Event date:
Feb 24 2021 10:00 am

Forest Biomass Estimation using Semantic Segmentation

Supervisor
Dr. Mian Muhammad Awais
Student
Ahsan Munir
Venue
Zoom Meetings (Online)
Event
MS Synopsis defense
Abstract
Forests are the nature’s carbon sinks and from last few decades the carbon footprint in our environment has increased exponentially due to heavy industrialisation whereas the forests are being depleted and used as a biofuel. So, there is a need to account for the forest biomass in our environment in order to have the clear statistics about how much carbon emissions can these forests reduce and how much reforestation should be done to tackle the increasing carbon footprint.

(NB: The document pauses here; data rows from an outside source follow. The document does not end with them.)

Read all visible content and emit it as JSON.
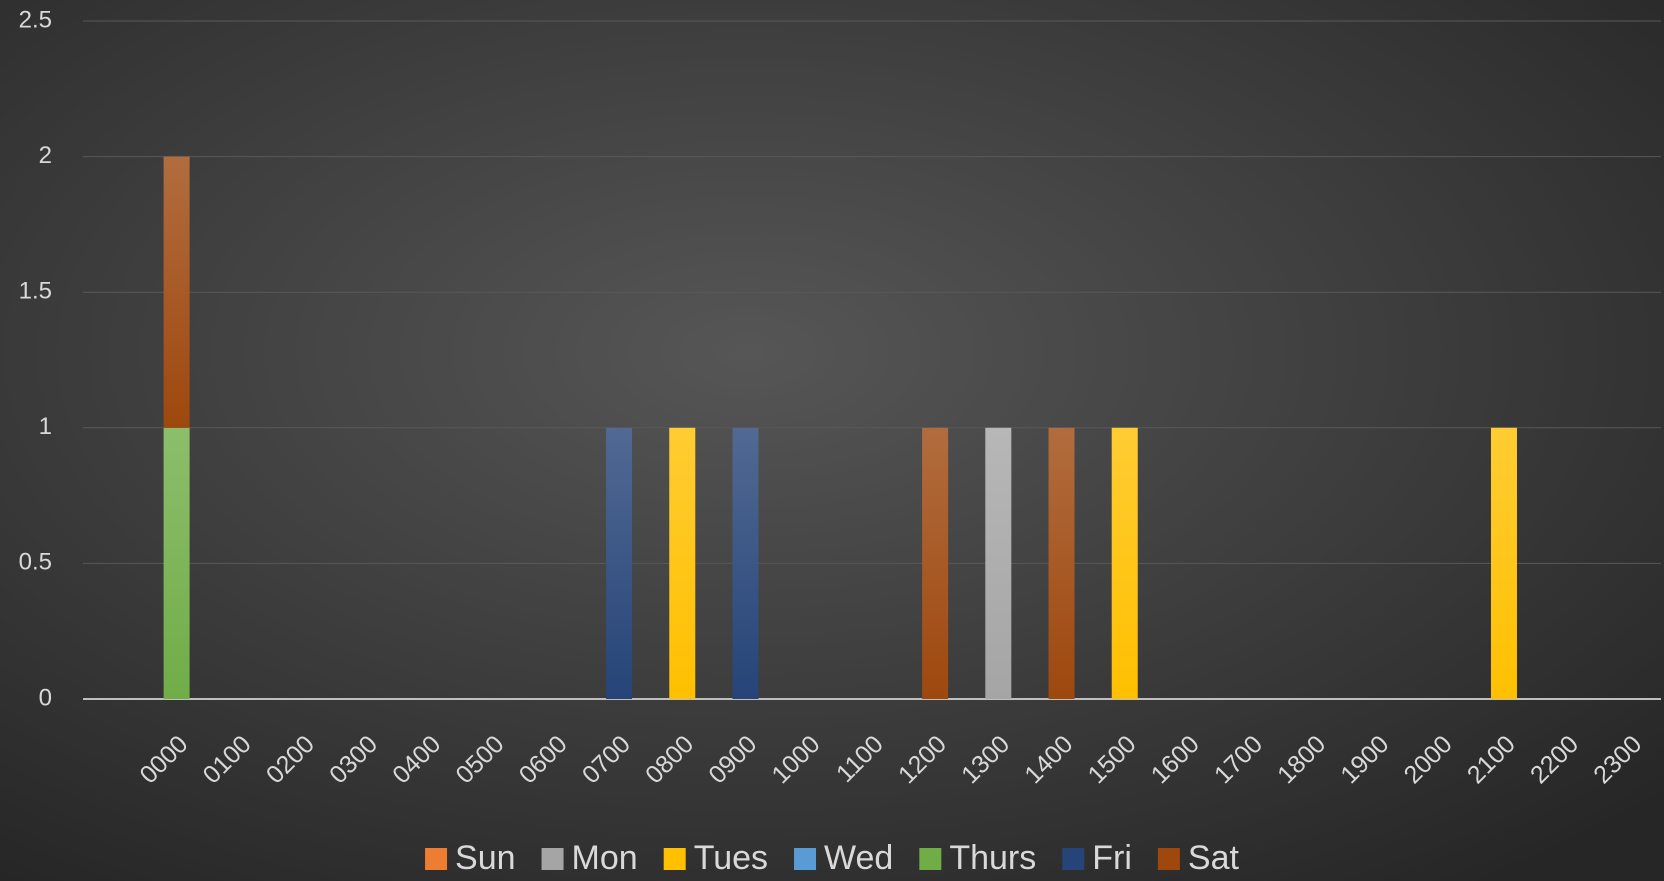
{
  "chart_data": {
    "type": "stacked_bar",
    "categories": [
      "0000",
      "0100",
      "0200",
      "0300",
      "0400",
      "0500",
      "0600",
      "0700",
      "0800",
      "0900",
      "1000",
      "1100",
      "1200",
      "1300",
      "1400",
      "1500",
      "1600",
      "1700",
      "1800",
      "1900",
      "2000",
      "2100",
      "2200",
      "2300"
    ],
    "series": [
      {
        "name": "Sun",
        "color": "#ed7d31",
        "values": [
          0,
          0,
          0,
          0,
          0,
          0,
          0,
          0,
          0,
          0,
          0,
          0,
          0,
          0,
          0,
          0,
          0,
          0,
          0,
          0,
          0,
          0,
          0,
          0
        ]
      },
      {
        "name": "Mon",
        "color": "#a5a5a5",
        "values": [
          0,
          0,
          0,
          0,
          0,
          0,
          0,
          0,
          0,
          0,
          0,
          0,
          0,
          1,
          0,
          0,
          0,
          0,
          0,
          0,
          0,
          0,
          0,
          0
        ]
      },
      {
        "name": "Tues",
        "color": "#ffc000",
        "values": [
          0,
          0,
          0,
          0,
          0,
          0,
          0,
          0,
          1,
          0,
          0,
          0,
          0,
          0,
          0,
          1,
          0,
          0,
          0,
          0,
          0,
          1,
          0,
          0
        ]
      },
      {
        "name": "Wed",
        "color": "#5b9bd5",
        "values": [
          0,
          0,
          0,
          0,
          0,
          0,
          0,
          0,
          0,
          0,
          0,
          0,
          0,
          0,
          0,
          0,
          0,
          0,
          0,
          0,
          0,
          0,
          0,
          0
        ]
      },
      {
        "name": "Thurs",
        "color": "#70ad47",
        "values": [
          1,
          0,
          0,
          0,
          0,
          0,
          0,
          0,
          0,
          0,
          0,
          0,
          0,
          0,
          0,
          0,
          0,
          0,
          0,
          0,
          0,
          0,
          0,
          0
        ]
      },
      {
        "name": "Fri",
        "color": "#264478",
        "values": [
          0,
          0,
          0,
          0,
          0,
          0,
          0,
          1,
          0,
          1,
          0,
          0,
          0,
          0,
          0,
          0,
          0,
          0,
          0,
          0,
          0,
          0,
          0,
          0
        ]
      },
      {
        "name": "Sat",
        "color": "#9e480e",
        "values": [
          1,
          0,
          0,
          0,
          0,
          0,
          0,
          0,
          0,
          0,
          0,
          0,
          1,
          0,
          1,
          0,
          0,
          0,
          0,
          0,
          0,
          0,
          0,
          0
        ]
      }
    ],
    "ylim": [
      0,
      2.5
    ],
    "yticks": [
      0,
      0.5,
      1,
      1.5,
      2,
      2.5
    ],
    "grid": true,
    "legend": "bottom"
  }
}
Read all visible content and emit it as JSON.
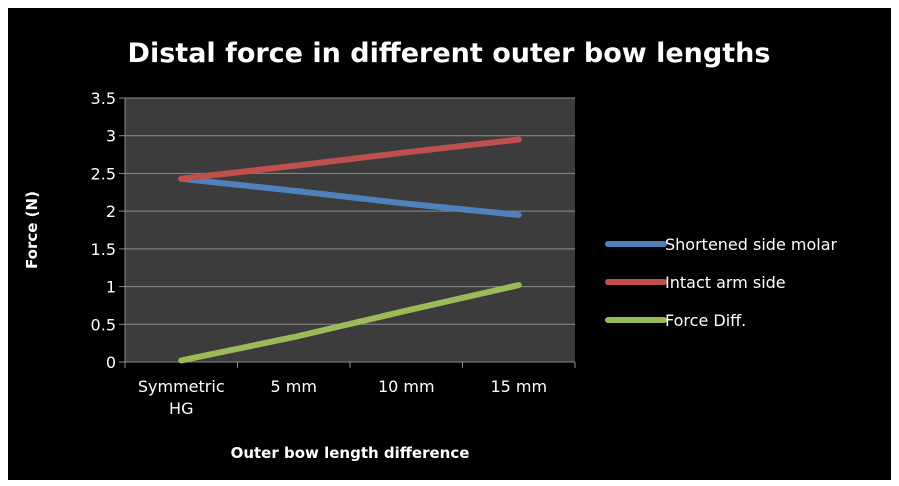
{
  "colors": {
    "background": "#000000",
    "plot_area": "#3c3c3c",
    "gridline": "#8a8a8a",
    "text": "#ffffff"
  },
  "chart_data": {
    "type": "line",
    "title": "Distal force in different outer bow lengths",
    "xlabel": "Outer bow length difference",
    "ylabel": "Force (N)",
    "categories": [
      [
        "Symmetric",
        "HG"
      ],
      [
        "5 mm"
      ],
      [
        "10 mm"
      ],
      [
        "15 mm"
      ]
    ],
    "ylim": [
      0,
      3.5
    ],
    "yticks": [
      "0",
      "0.5",
      "1",
      "1.5",
      "2",
      "2.5",
      "3",
      "3.5"
    ],
    "grid": true,
    "legend_position": "right",
    "series": [
      {
        "name": "Shortened side molar",
        "color": "#4f81bd",
        "values": [
          2.43,
          2.27,
          2.1,
          1.95
        ]
      },
      {
        "name": "Intact arm side",
        "color": "#c0504d",
        "values": [
          2.43,
          2.6,
          2.78,
          2.95
        ]
      },
      {
        "name": "Force Diff.",
        "color": "#9bbb59",
        "values": [
          0.02,
          0.33,
          0.68,
          1.02
        ]
      }
    ]
  }
}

The above-mentioned issue can be addressed using a LiDAR based machine learning approach which can give us the biomass estimation. However, the afore-mentioned solution is quite expensive due to the equipment cost, huge time consumption and needs high technical skills to operate. The idea here is to work with monocular vision rather than using LiDAR. The system would work by using semantic segmentation, segmenting the canopy of trees and taking DBH (diameter at breast height) of trees as a parameter and ultimately resulting the biomass content of the tree. The system would further be improved by testing other state of the art deep learning models to reduce the inference time.